Sample Analysis Proceed to one of the following specific set of steps. Immunoprecipitation for Native Proteins This protocol is intended for immunoprecipitation of native proteins for analysis by western immunoblot or kinase activity utilizing Protein A magnetic separation. To harvest cells under nondenaturing conditions, remove media and rinse cells once with ice-cold 1X PBS. It should be noted that for the best possible results a fresh blot is always recommended.
The supernatant is the cell lysate. Application Dilutions Western Blotting 1: Prepare solutions with reverse osmosis deionized RODI or equivalent grade water. Protein Blotting A general protocol for sample preparation.

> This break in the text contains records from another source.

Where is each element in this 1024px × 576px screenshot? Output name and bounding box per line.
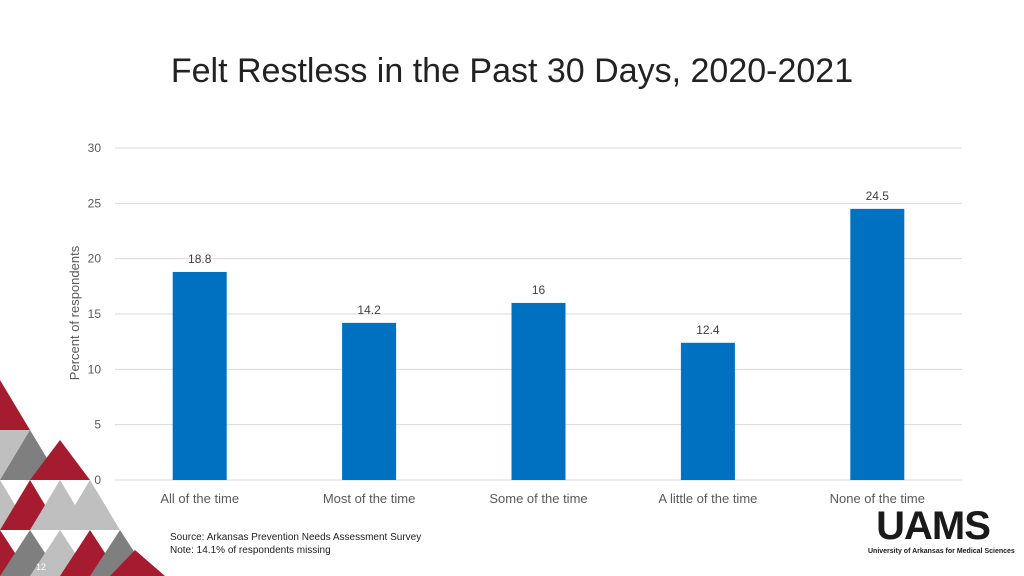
footer-notes: Source: Arkansas Prevention Needs Assess… [170, 531, 421, 557]
missing-note: Note: 14.1% of respondents missing [170, 545, 331, 556]
y-axis-ticks: 0 5 10 15 20 25 30 [88, 141, 102, 487]
uams-logo: UAMS University of Arkansas for Medical … [868, 504, 1015, 555]
slide-title: Felt Restless in the Past 30 Days, 2020-… [170, 52, 854, 90]
decor-triangle-11 [60, 480, 120, 530]
x-tick-label: A little of the time [658, 491, 757, 506]
y-tick-label: 25 [88, 196, 102, 210]
y-axis-label: Percent of respondents [67, 245, 82, 380]
y-tick-label: 5 [94, 418, 101, 432]
bar [511, 302, 566, 480]
bar [680, 342, 735, 480]
data-label: 24.5 [866, 189, 890, 203]
value-labels: 18.8 14.2 16 12.4 24.5 [188, 189, 889, 337]
bar [172, 271, 227, 480]
x-tick-label: Most of the time [323, 491, 415, 506]
y-tick-label: 15 [88, 307, 102, 321]
x-tick-label: All of the time [160, 491, 239, 506]
decor-triangle-13 [110, 550, 165, 576]
decor-triangle-0 [0, 380, 30, 430]
y-tick-label: 20 [88, 252, 102, 266]
data-label: 14.2 [357, 303, 381, 317]
y-tick-label: 30 [88, 141, 102, 155]
decor-triangle-6 [30, 440, 90, 480]
data-label: 16 [532, 283, 546, 297]
y-tick-label: 0 [94, 473, 101, 487]
page-number: 12 [36, 562, 47, 572]
data-label: 12.4 [696, 323, 720, 337]
data-label: 18.8 [188, 252, 212, 266]
logo-subtext: University of Arkansas for Medical Scien… [868, 548, 1015, 555]
bar [342, 322, 397, 480]
bar [850, 208, 905, 480]
decorative-triangle-pattern [0, 380, 165, 576]
logo-wordmark: UAMS [876, 504, 991, 548]
x-tick-label: Some of the time [489, 491, 587, 506]
source-note: Source: Arkansas Prevention Needs Assess… [170, 532, 422, 543]
x-tick-label: None of the time [830, 491, 925, 506]
y-tick-label: 10 [88, 362, 102, 376]
category-labels: All of the time Most of the time Some of t… [160, 491, 925, 506]
bars [172, 208, 905, 480]
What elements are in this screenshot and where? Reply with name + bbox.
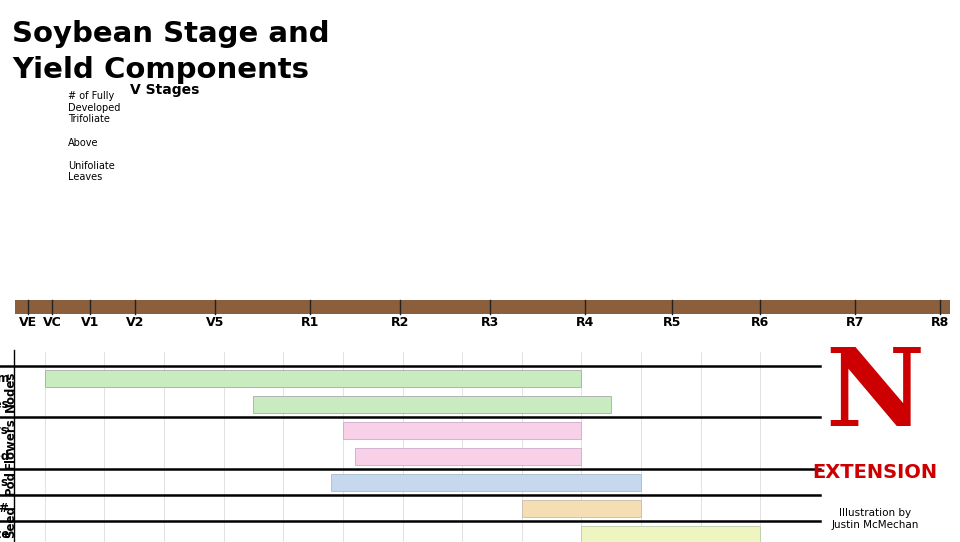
Bar (45, 370, 582, 386)
Text: R1: R1 (300, 317, 319, 330)
Text: VC: VC (42, 317, 61, 330)
Text: Branches: Branches (0, 398, 9, 411)
Text: # of Fully
Developed
Trifoliate

Above

Unifoliate
Leaves: # of Fully Developed Trifoliate Above Un… (68, 91, 120, 183)
Text: V2: V2 (126, 317, 144, 330)
Text: R2: R2 (391, 317, 409, 330)
Text: V5: V5 (205, 317, 225, 330)
Text: Pod: Pod (4, 470, 17, 495)
Text: Seed Size: Seed Size (0, 528, 9, 541)
Text: R7: R7 (846, 317, 864, 330)
Text: R8: R8 (931, 317, 949, 330)
Text: Yield Components: Yield Components (12, 56, 309, 83)
Text: Seed: Seed (4, 505, 17, 538)
Text: Flowers: Flowers (4, 417, 17, 469)
Text: Flowers Aborted: Flowers Aborted (0, 450, 9, 463)
Text: R6: R6 (751, 317, 769, 330)
Text: Nodes: Nodes (4, 371, 17, 412)
Bar (253, 396, 612, 412)
Bar (355, 448, 582, 464)
Text: Soybean Stage and: Soybean Stage and (12, 20, 329, 48)
Text: R3: R3 (481, 317, 499, 330)
Text: Seed #: Seed # (0, 502, 9, 515)
Bar (521, 500, 641, 517)
Bar (343, 422, 582, 438)
Text: V1: V1 (81, 317, 99, 330)
Text: V Stages: V Stages (131, 83, 200, 97)
Text: VE: VE (19, 317, 37, 330)
Bar (582, 526, 760, 542)
Text: Illustration by
Justin McMechan: Illustration by Justin McMechan (831, 508, 919, 530)
Text: R5: R5 (662, 317, 682, 330)
Text: Stem: Stem (0, 372, 9, 385)
Text: Pods: Pods (0, 476, 9, 489)
Text: Flowers: Flowers (0, 424, 9, 437)
Text: R4: R4 (576, 317, 594, 330)
Text: N: N (826, 343, 924, 449)
Bar (331, 474, 641, 491)
Bar (15, 300, 950, 314)
Text: EXTENSION: EXTENSION (812, 463, 938, 482)
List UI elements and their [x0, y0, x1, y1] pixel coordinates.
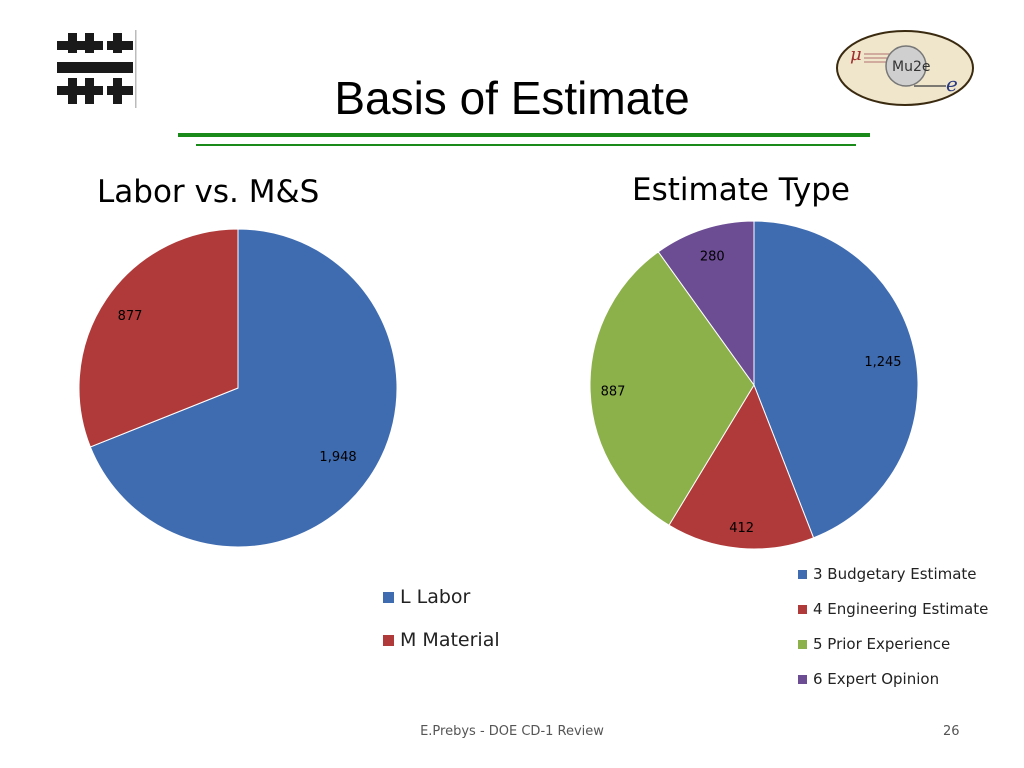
legend-label: 6 Expert Opinion: [813, 670, 940, 688]
data-label: 1,948: [319, 450, 356, 465]
data-label: 280: [700, 249, 725, 264]
mu-symbol: μ: [850, 44, 862, 65]
legend-item: 6 Expert Opinion: [798, 670, 939, 688]
data-label: 877: [118, 309, 143, 324]
pie-slice: [89, 228, 398, 548]
title-rule-thick: [178, 133, 870, 137]
pie-slice: [668, 383, 815, 550]
chart-title-labor: Labor vs. M&S: [97, 174, 320, 210]
mu2e-logo-icon: μ Mu2e e: [836, 30, 974, 106]
legend-swatch: [798, 639, 807, 649]
pie-slice: [657, 220, 755, 387]
mu2e-logo-text: Mu2e: [892, 59, 930, 75]
legend-label: 3 Budgetary Estimate: [813, 565, 977, 583]
chart-title-estimate-type: Estimate Type: [632, 172, 850, 208]
fermilab-logo-icon: [57, 30, 137, 108]
legend-swatch: [798, 604, 807, 614]
legend-swatch: [383, 634, 394, 646]
data-label: 1,245: [864, 355, 901, 370]
data-label: 887: [601, 384, 626, 399]
e-symbol: e: [946, 72, 958, 96]
legend-item: 3 Budgetary Estimate: [798, 565, 977, 583]
legend-item: L Labor: [383, 586, 470, 608]
page-number: 26: [943, 724, 960, 739]
legend-item: 5 Prior Experience: [798, 635, 950, 653]
legend-item: 4 Engineering Estimate: [798, 600, 988, 618]
data-label: 412: [729, 521, 754, 536]
legend-label: M Material: [400, 629, 500, 651]
legend-swatch: [798, 674, 807, 684]
legend-label: 5 Prior Experience: [813, 635, 951, 653]
legend-item: M Material: [383, 629, 500, 651]
legend-swatch: [798, 569, 807, 579]
legend-label: 4 Engineering Estimate: [813, 600, 989, 618]
slide-title: Basis of Estimate: [334, 72, 690, 124]
pie-slice: [589, 251, 755, 526]
pie-slice: [753, 220, 919, 539]
pie-slice: [78, 228, 239, 448]
legend-label: L Labor: [400, 586, 471, 608]
footer-text: E.Prebys - DOE CD-1 Review: [420, 724, 604, 739]
legend-swatch: [383, 591, 394, 603]
title-rule-thin: [196, 144, 856, 146]
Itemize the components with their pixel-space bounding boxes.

S Datasheet, Equivalent, Cross Reference Search. Transistor Catalog
From sample preparation to detection, the reagents you need for your Western Blot are now in one convenient datasheft ATP 10 mM for kinase assays: Remove PBS and add 0. Wash three times for 5 min each with 15 ml of TBST.
Dilute to 1X with dH 2 O. Pre-clear enough lysate for test samples and isotype controls.
Protein A Magnetic Beads: The supernatant is the sample. To Purchase S View sizes.
Would you like to datasneet your country specific website? A cell lysate pre-clearing step is highly recommended to reduce non-specific protein binding to the Protein A Magnetic beads. Pre-wash magnetic beads just prior to use: Pre-wash magnetic beads see Cell Lysate Pre-Clearing section, steps 1 and 2. Electrotransfer to nitrocellulose membrane Carefully remove the buffer once the solution is clear.
Please refer to primary antibody datasheet or product webpage for recommended antibody dilution.
PNP SILICON TRANSISTOR
Pellet beads using magnetic separation rack. Preparing Cell Lysates Aspirate media. This protocol is intended for immunoprecipitation of native proteins for analysis by western immunoblot or kinase activity utilizing Protein A magnetic separation. Changing to another country might result in loss of shopping cart. The optimal lysate concentration will depend on the expression level of the protein of interest. Sonicate on ice three times for 5 sec each. Dataheet the tube in a magnetic separation rack for seconds.
Incubate with rotation for 20 minutes at room temperature. Detection of Proteins Directions for Use: MKK3 and MKK6 datashwet both activated by different forms of cellular stress and inflammatory cytokines 4,5. Do not aliquot the antibody. Repeat washing step once more. Aspirate media from cultures; wash cells with 1X PBS; aspirate.
Immunoprecipitation Cell Lysate Pre-Clearing Optional A cell lysate pre-clearing step is highly recommended to reduce non-specific protein binding to the Protein Datasheett Magnetic beads.
Remove buffer once solution is clear.